Research Project to Seek Better Understanding of Arc Flash Hazards
A flash of bright light sends molten metal and intense radiant heat blasting outward, throwing workers into the air and destroying equipment. This may sound like a pivotal scene in the latest blockbuster movie, but it is a description of an arc flash, a serious hazard that electrical workers face every day.
The Institute of Electrical and Electronics Engineers (IEEE) and the National Fire Protection Association (NFPA) -- both members and accredited standards developers of the American National Standards Institute (ANSI) -- have teamed on a new initiative to fund and support research and testing to increase the understanding of the arc flash phenomenon.
The IEEE/NFPA Arc Flash Collaborative Research Project is expected to provide information that can improve electrical safety standards, predict the hazards associated with arcing faults and accompanying arc blasts, and provide practical safeguards for employees in the workplace.
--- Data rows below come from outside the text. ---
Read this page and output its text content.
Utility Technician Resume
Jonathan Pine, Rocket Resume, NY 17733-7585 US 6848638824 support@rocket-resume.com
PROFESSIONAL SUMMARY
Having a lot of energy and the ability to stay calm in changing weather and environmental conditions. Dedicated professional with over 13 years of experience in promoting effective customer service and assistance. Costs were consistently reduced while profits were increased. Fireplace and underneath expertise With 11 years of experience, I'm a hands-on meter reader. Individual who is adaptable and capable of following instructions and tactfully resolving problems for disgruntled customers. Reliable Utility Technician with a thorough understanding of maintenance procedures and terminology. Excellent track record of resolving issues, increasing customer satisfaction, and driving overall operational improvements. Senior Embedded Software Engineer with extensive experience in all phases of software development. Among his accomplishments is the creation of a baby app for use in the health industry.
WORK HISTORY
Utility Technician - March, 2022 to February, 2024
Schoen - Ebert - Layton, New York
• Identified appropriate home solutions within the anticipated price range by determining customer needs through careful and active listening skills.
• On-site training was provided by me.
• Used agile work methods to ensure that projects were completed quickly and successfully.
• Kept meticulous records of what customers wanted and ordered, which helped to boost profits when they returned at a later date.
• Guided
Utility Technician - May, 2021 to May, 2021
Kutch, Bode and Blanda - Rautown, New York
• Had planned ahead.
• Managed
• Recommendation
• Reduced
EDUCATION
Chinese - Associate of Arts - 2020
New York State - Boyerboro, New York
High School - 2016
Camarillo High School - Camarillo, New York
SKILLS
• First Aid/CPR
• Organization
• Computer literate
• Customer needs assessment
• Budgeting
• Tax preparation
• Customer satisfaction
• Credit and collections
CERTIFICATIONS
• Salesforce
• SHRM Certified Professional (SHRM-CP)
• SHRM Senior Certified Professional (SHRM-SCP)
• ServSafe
In addition to building an understanding of what is known about arc flash events worldwide, the program will involve more than 2,000 test protocols. These will measure the thermal, pressure, sound, shrapnel, toxicity, and radiative phenomena generated in arc flashes, as well as how enclosures affect the energy released.
The project team's work effort will build upon a number of American National Standards that are already in place to protect electrical workers from arc flash hazards.